A summary of older changes can be found here.

License

The Link Grammar license is essentially the BSD license. A copy of this license can be found below, and at the original author's CMU site

Copyright (c) 2003-2004 Daniel Sleator, David Temperley, and John Lafferty. All rights reserved.
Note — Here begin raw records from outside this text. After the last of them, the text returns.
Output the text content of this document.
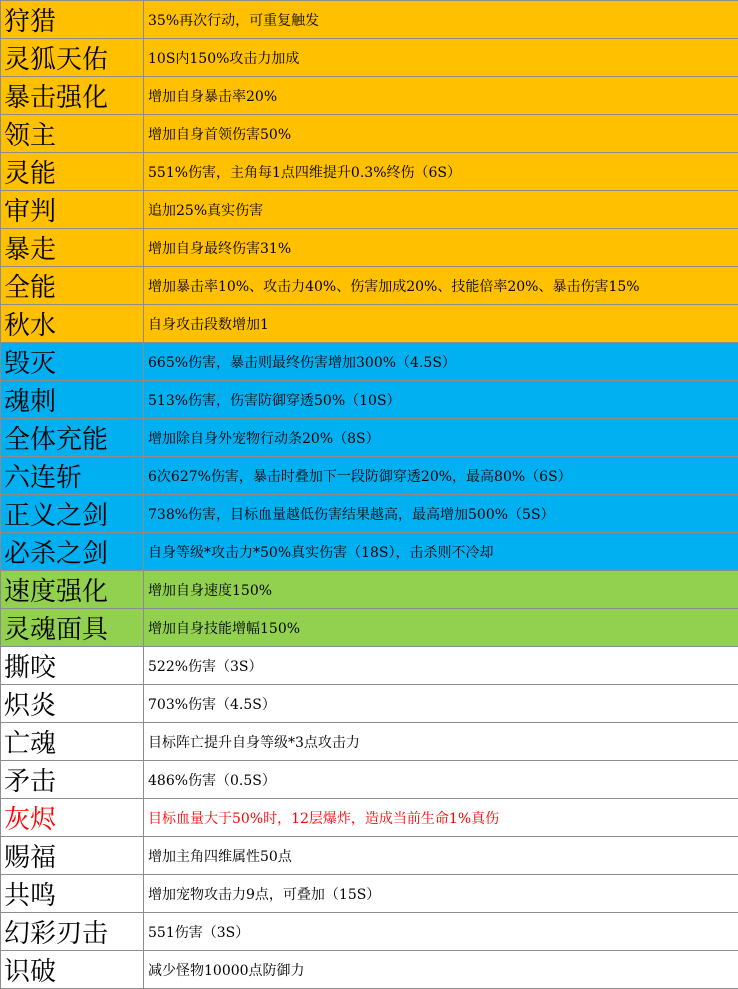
狩猎	35%再次行动，可重复触发
灵狐天佑	10S内150%攻击力加成
暴击强化	增加自身暴击率20%
领主	增加自身首领伤害50%
灵能	551%伤害，主角每1点四维提升0.3%终伤（6S）
审判	追加25%真实伤害
暴走	增加自身最终伤害31%
全能	增加暴击率10%、攻击力40%、伤害加成20%、技能倍率20%、暴击伤害15%
秋水	自身攻击段数增加1
毁灭	665%伤害，暴击则最终伤害增加300%（4.5S）
魂刺	513%伤害，伤害防御穿透50%（10S）
全体充能	增加除自身外宠物行动条20%（8S）
六连斩	6次627%伤害，暴击时叠加下一段防御穿透20%，最高80%（6S）
正义之剑	738%伤害，目标血量越低伤害结果越高，最高增加500%（5S）
必杀之剑	自身等级*攻击力*50%真实伤害（18S），击杀则不冷却
速度强化	增加自身速度150%
灵魂面具	增加自身技能增幅150%
撕咬	522%伤害（3S）
炽炎	703%伤害（4.5S）
亡魂	目标阵亡提升自身等级*3点攻击力
矛击	486%伤害（0.5S）
灰烬	目标血量大于50%时，12层爆炸，造成当前生命1%真伤
赐福	增加主角四维属性50点
共鸣	增加宠物攻击力9点，可叠加（15S）
幻彩刃击	551伤害（3S）
识破	减少怪物10000点防御力
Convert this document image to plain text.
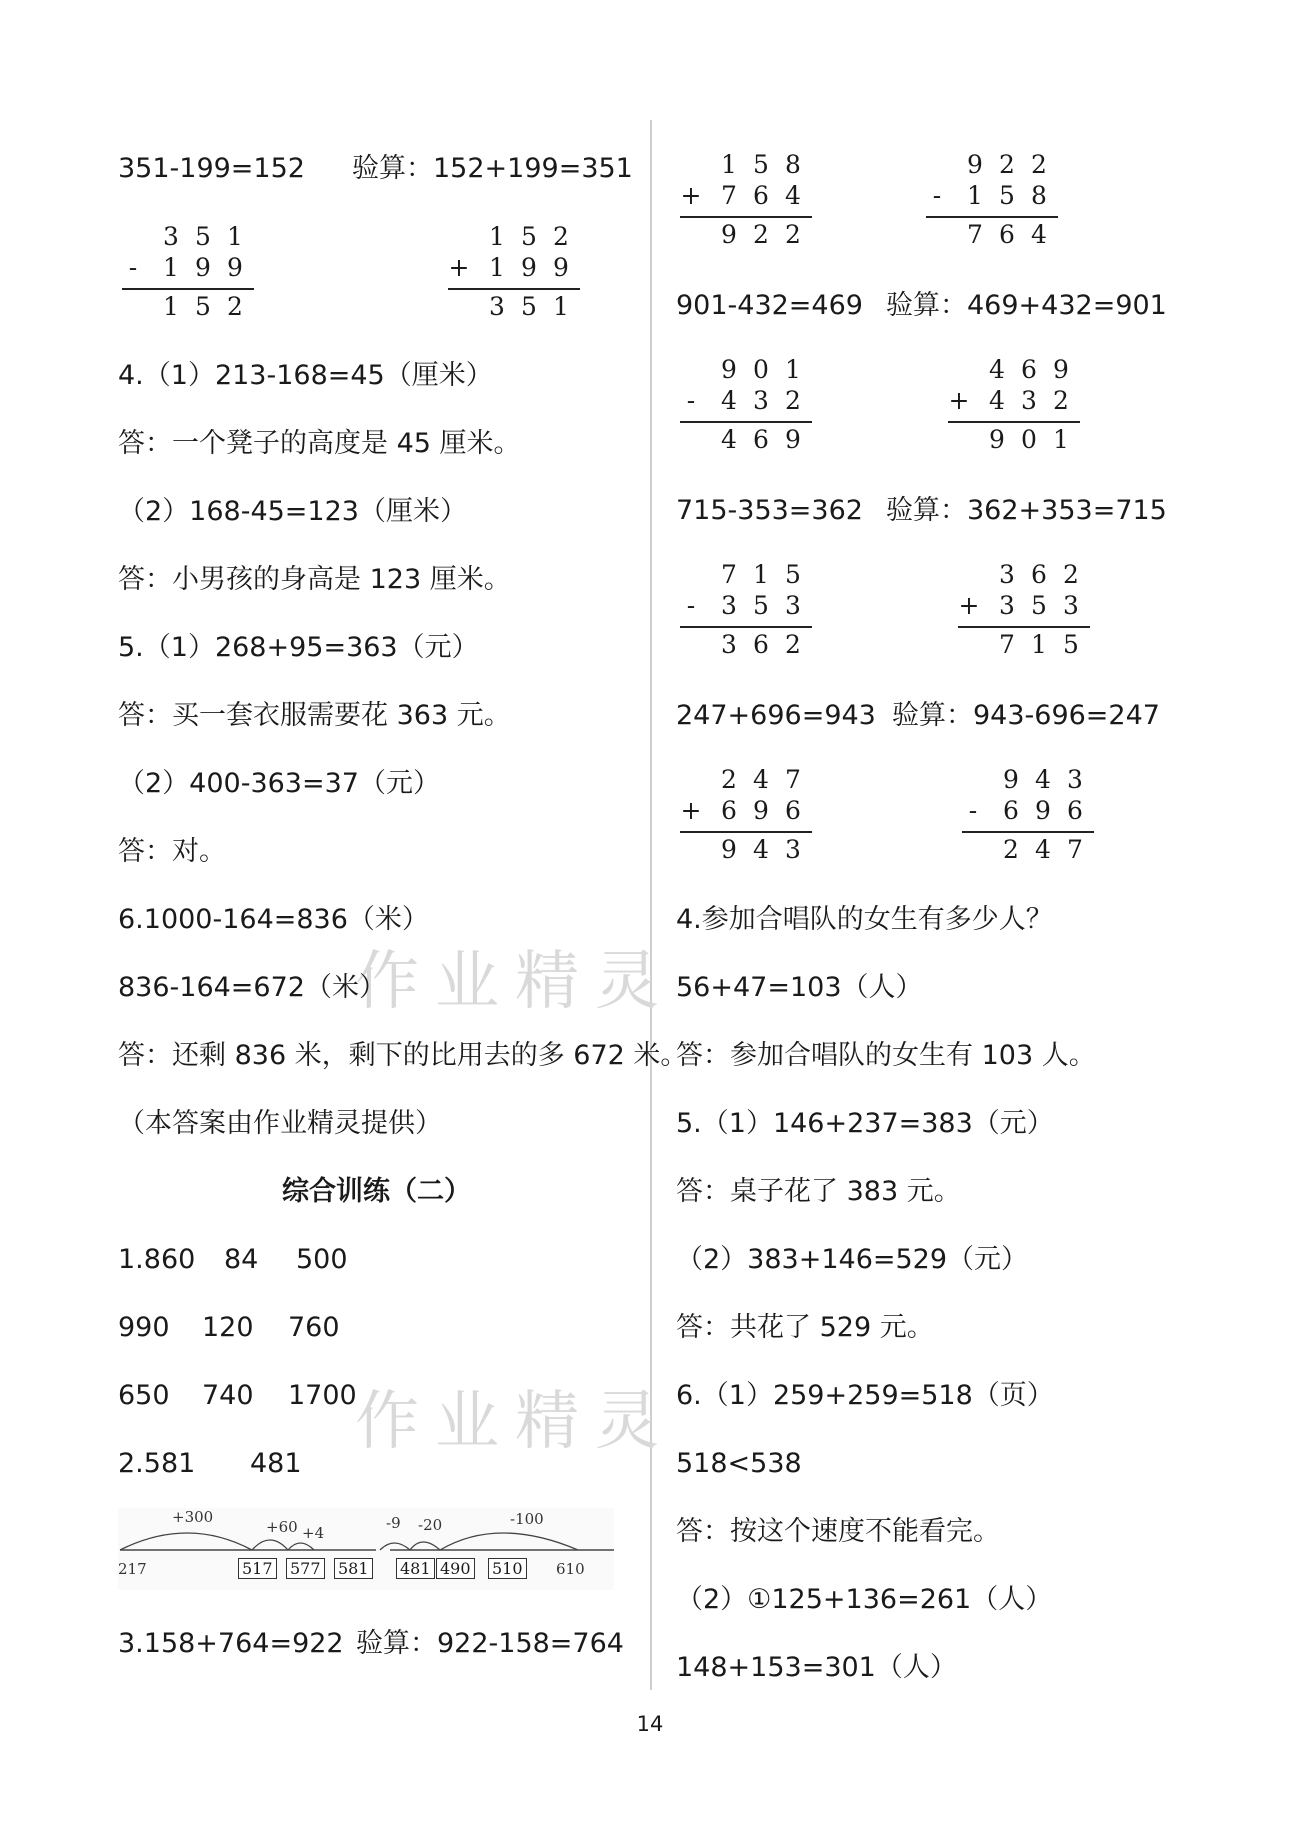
作业精灵
作业精灵
351-199=152 验算：152+199=351
3 5 1
- 1 9 9
1 5 2
1 5 2
+ 1 9 9
3 5 1
4.（1）213-168=45（厘米）
答：一个凳子的高度是 45 厘米。
（2）168-45=123（厘米）
答：小男孩的身高是 123 厘米。
5.（1）268+95=363（元）
答：买一套衣服需要花 363 元。
（2）400-363=37（元）
答：对。
6.1000-164=836（米）
836-164=672（米）
答：还剩 836 米，剩下的比用去的多 672 米。
（本答案由作业精灵提供）
综合训练（二）
1.860 84 500
990 120 760
650 740 1700
2.581 481
217	610
+300
+60 +4
-9 -20	-100
517 577 581 481 490 510
3.158+764=922 验算：922-158=764
1 5 8
+ 7 6 4
9 2 2
9 2 2
- 1 5 8
7 6 4
901-432=469 验算：469+432=901
9 0 1
- 4 3 2
4 6 9
4 6 9
+ 4 3 2
9 0 1
715-353=362 验算：362+353=715
7 1 5
- 3 5 3
3 6 2
3 6 2
+ 3 5 3
7 1 5
247+696=943 验算：943-696=247
2 4 7
+ 6 9 6
9 4 3
9 4 3
- 6 9 6
2 4 7
4.参加合唱队的女生有多少人？
56+47=103（人）
答：参加合唱队的女生有 103 人。
5.（1）146+237=383（元）
答：桌子花了 383 元。
（2）383+146=529（元）
答：共花了 529 元。
6.（1）259+259=518（页）
518<538
答：按这个速度不能看完。
（2）①125+136=261（人）
148+153=301（人）
14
Redistribution and use in source and binary forms, with or without modification, are permitted provided that the following conditions are met:

  1. Redistributions of source code must retain the above copyright notice, this list of conditions and the following disclaimer.
  2. Redistributions in binary form must reproduce the above copyright notice, this list of conditions and the following disclaimer in the documentation and/or other materials provided with the distribution.
  3. The names "Link Grammar" and "Link Parser" must not be used to endorse or promote products derived from this software without prior written permission. To obtain permission, contact sleator@cs.cmu.edu

THIS SOFTWARE IS PROVIDED BY DANIEL SLEATOR, DAVID TEMPERLEY, JOHN LAFFERTY AND OTHER CONTRIBUTORS "AS IS" AND ANY EXPRESS OR IMPLIED WARRANTIES, INCLUDING, BUT NOT LIMITED TO, THE IMPLIED WARRANTIES OF MERCHANTABILITY AND FITNESS FOR A PARTICULAR PURPOSE ARE DISCLAIMED. IN NO EVENT SHALL THE COPYRIGHT HOLDERS OR CONTRIBUTORS BE LIABLE FOR ANY DIRECT, INDIRECT, INCIDENTAL, SPECIAL, EXEMPLARY, OR CONSEQUENTIAL DAMAGES (INCLUDING, BUT NOT LIMITED TO, PROCUREMENT OF SUBSTITUTE GOODS OR SERVICES; LOSS OF USE, DATA, OR PROFITS; OR BUSINESS INTERRUPTION) HOWEVER CAUSED AND ON ANY THEORY OF LIABILITY, WHETHER IN CONTRACT, STRICT LIABILITY, OR TORT (INCLUDING NEGLIGENCE OR OTHERWISE) ARISING IN ANY WAY OUT OF THE USE OF THIS SOFTWARE, EVEN IF ADVISED OF THE POSSIBILITY OF SUCH DAMAGE.